Mr. Cheney arrived in Beijing Tuesday and attended a dinner in his honor at the Great Hall of the People. At closed-door talks with his Chinese counterpart, Zeng Qinghong, the U.S. vice president said Washington opposes any attempt to change the status quo across the Taiwan Strait.
Ahead of his arrival, China said it would tell him the United States must correct its practice of selling weapons to Taiwan. Those sales have irritated the government in Beijing for the past 25 years, since Congress passed a law requiring that Washington help the Taiwanese defend themselves.
At the Tuesday evening banquet, Vice President Zeng said his country places great importance on the Cheney visit. Mr. Cheney said Washington believes the two countries can do good work together.
In talks Wednesday, Mr. Cheney is expected to urge that China revalue its currency to help stem a loss of American jobs and a record U.S trade deficit with Beijing.
Mr.

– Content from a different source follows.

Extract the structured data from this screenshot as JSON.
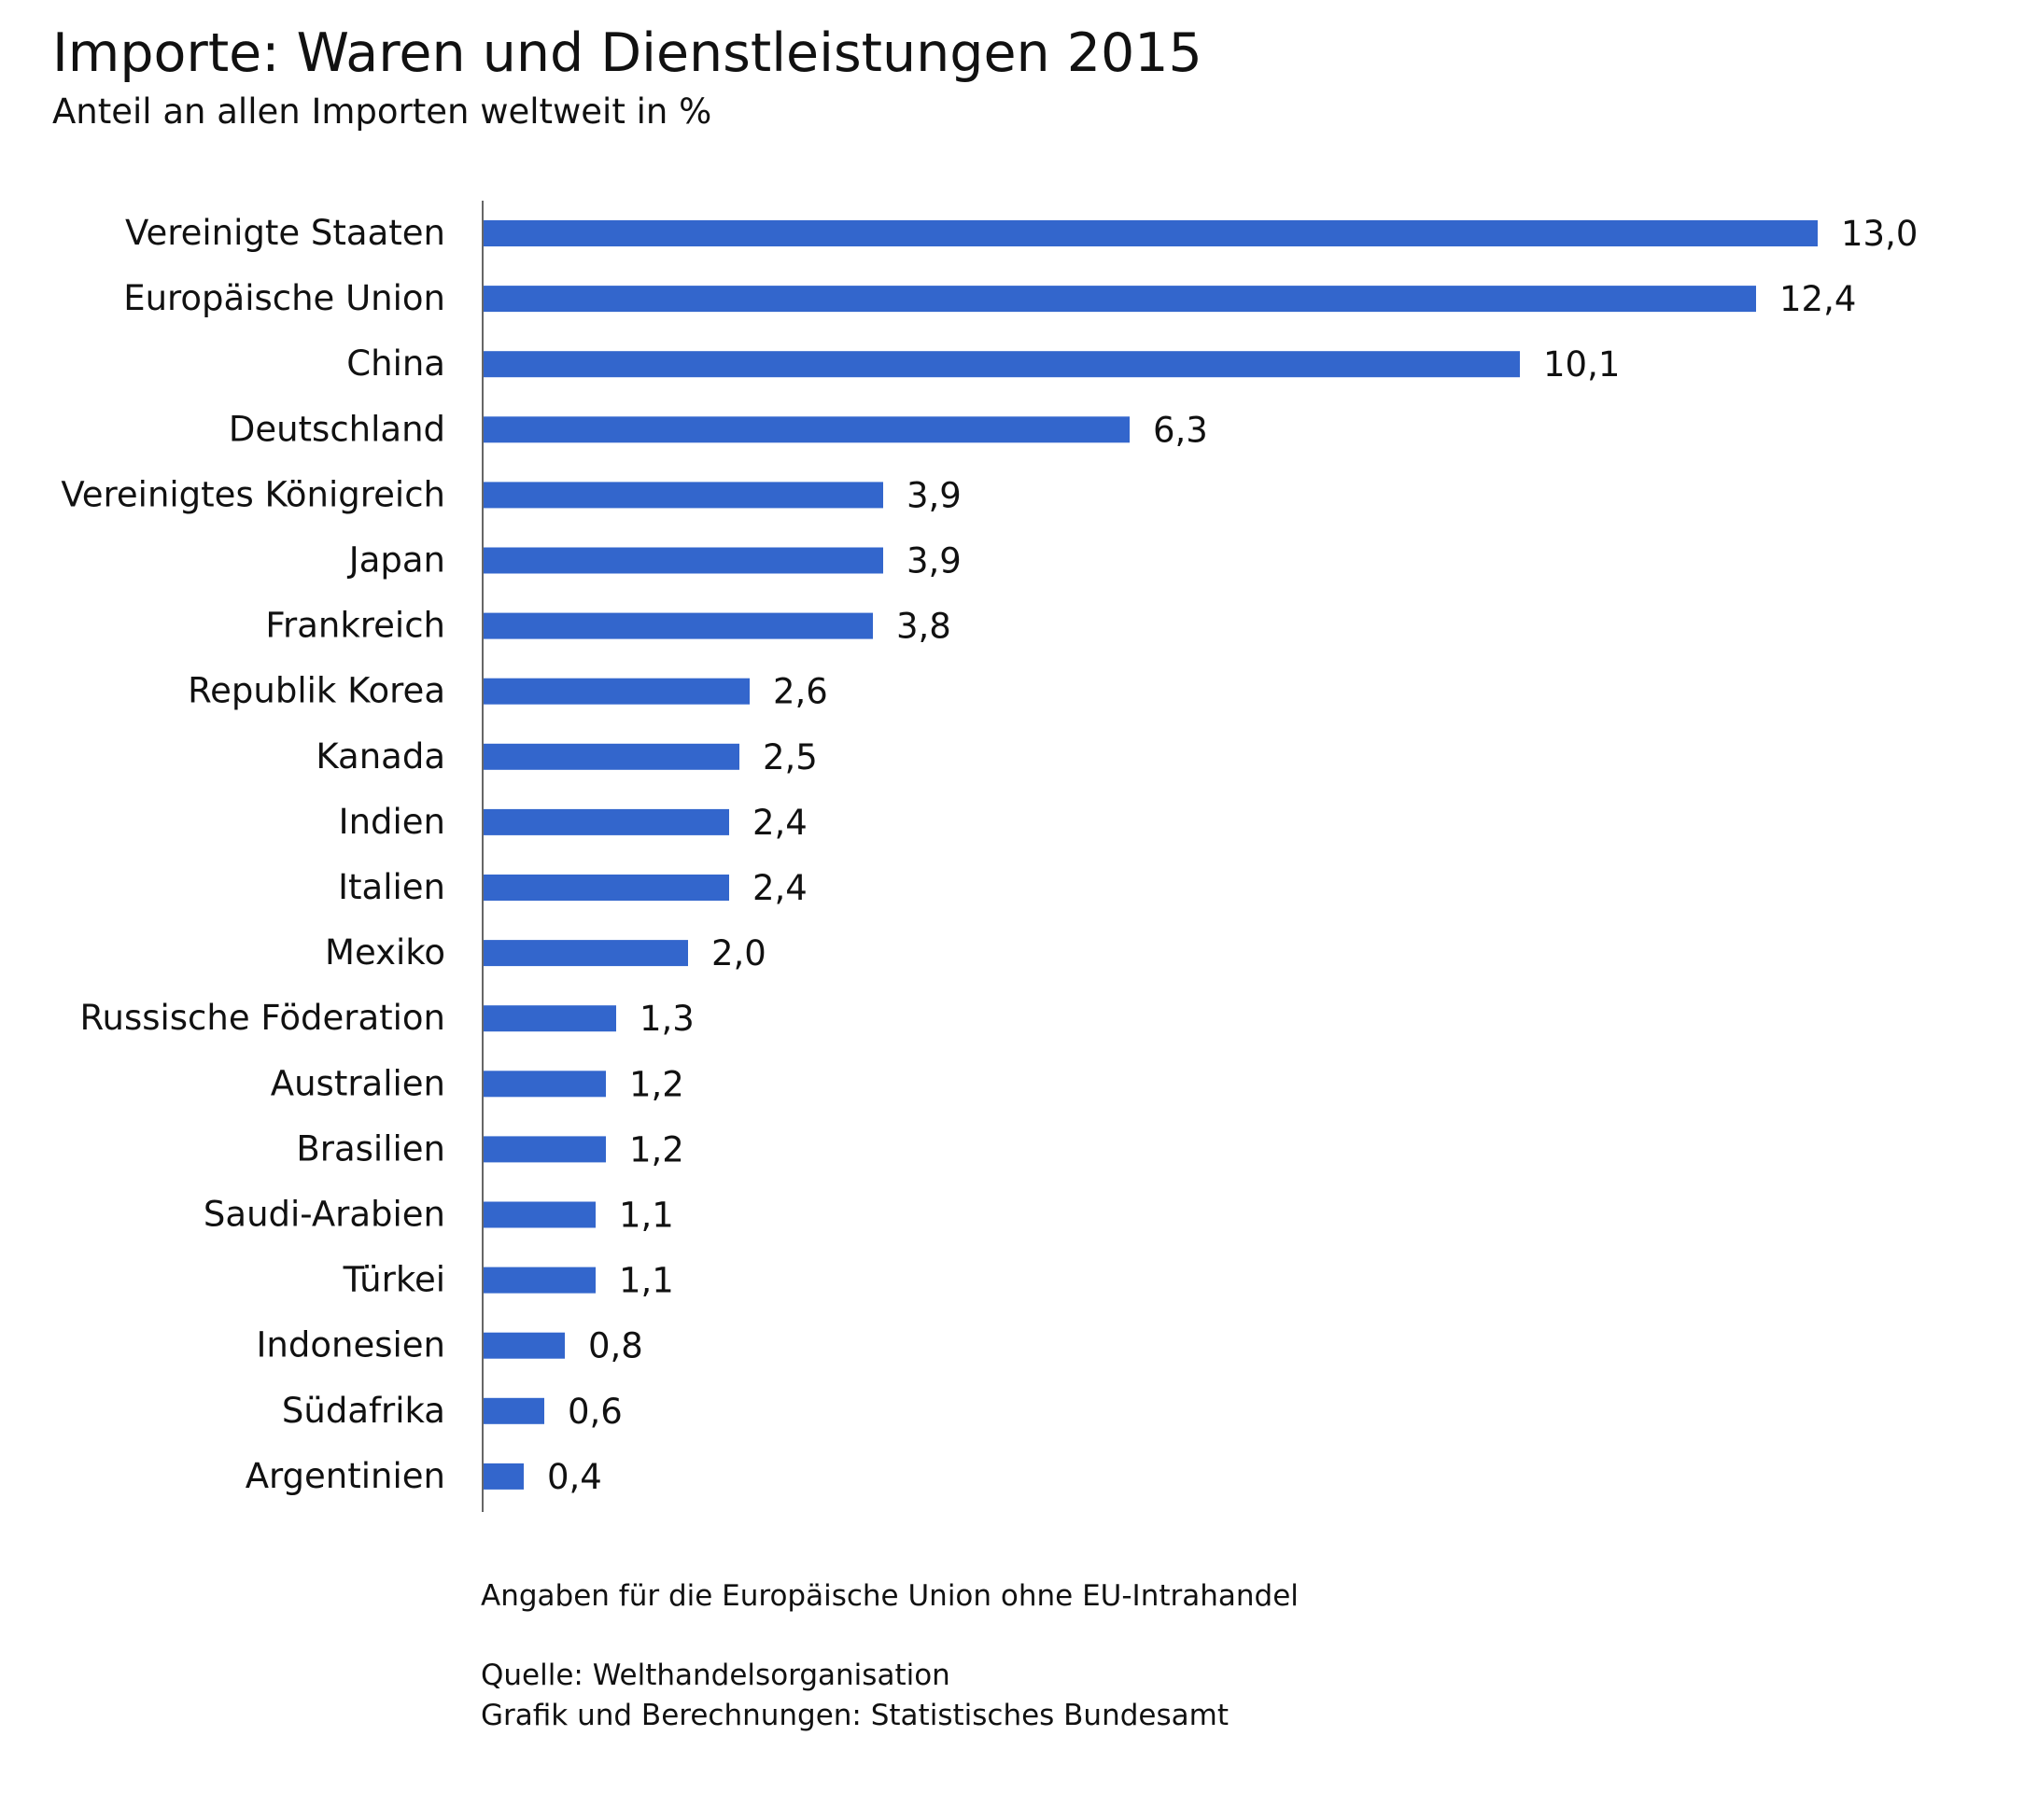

Cheney arrived in China from Japan, where he pledged the United States will do all it can to win the release of three Japanese civilians kidnapped in Iraq. He said Washington will stand by Tokyo to overcome what he called the "trials of today."

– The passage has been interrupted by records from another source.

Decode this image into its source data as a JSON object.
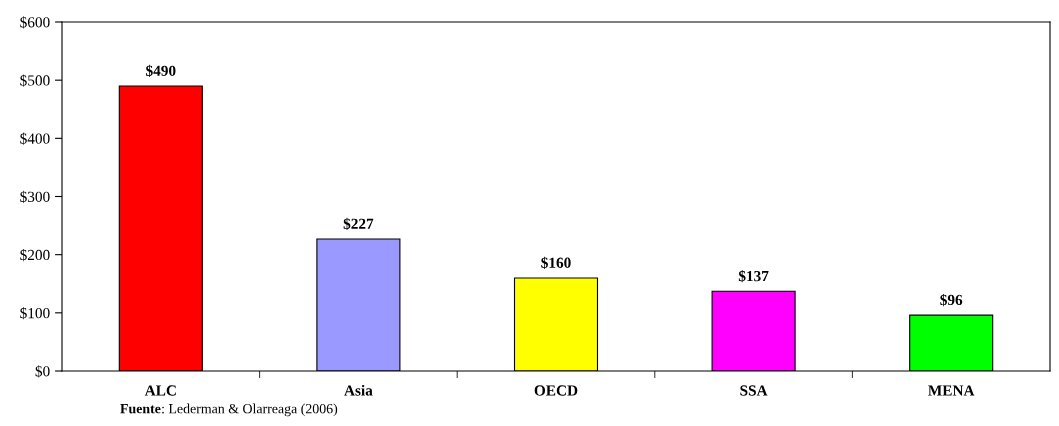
{
  "chart_data": {
    "type": "bar",
    "categories": [
      "ALC",
      "Asia",
      "OECD",
      "SSA",
      "MENA"
    ],
    "values": [
      490,
      227,
      160,
      137,
      96
    ],
    "colors": [
      "#ff0000",
      "#9999ff",
      "#ffff00",
      "#ff00ff",
      "#00ff00"
    ],
    "value_labels": [
      "$490",
      "$227",
      "$160",
      "$137",
      "$96"
    ],
    "ylim": [
      0,
      600
    ],
    "yticks": [
      {
        "value": 0,
        "label": "$0"
      },
      {
        "value": 100,
        "label": "$100"
      },
      {
        "value": 200,
        "label": "$200"
      },
      {
        "value": 300,
        "label": "$300"
      },
      {
        "value": 400,
        "label": "$400"
      },
      {
        "value": 500,
        "label": "$500"
      },
      {
        "value": 600,
        "label": "$600"
      }
    ],
    "grid": false,
    "legend": false,
    "annotations": [
      "Fuente: Lederman & Olarreaga (2006)"
    ]
  }
}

The vice president will go to South Korea on the final leg of his week-long Asian tour.
Hours before Mr. Cheney arrived in Beijing, China announced that seven of its nationals who were abducted in Iraq have been released. Officials said the seven men were in good spirits Tuesday following their release.
Gunmen captured the men Sunday in the city of Fallujah, west of Baghdad, where officials said the Chinese were traveling on business.
Information for this report is provided by AP, AFP and Reuters.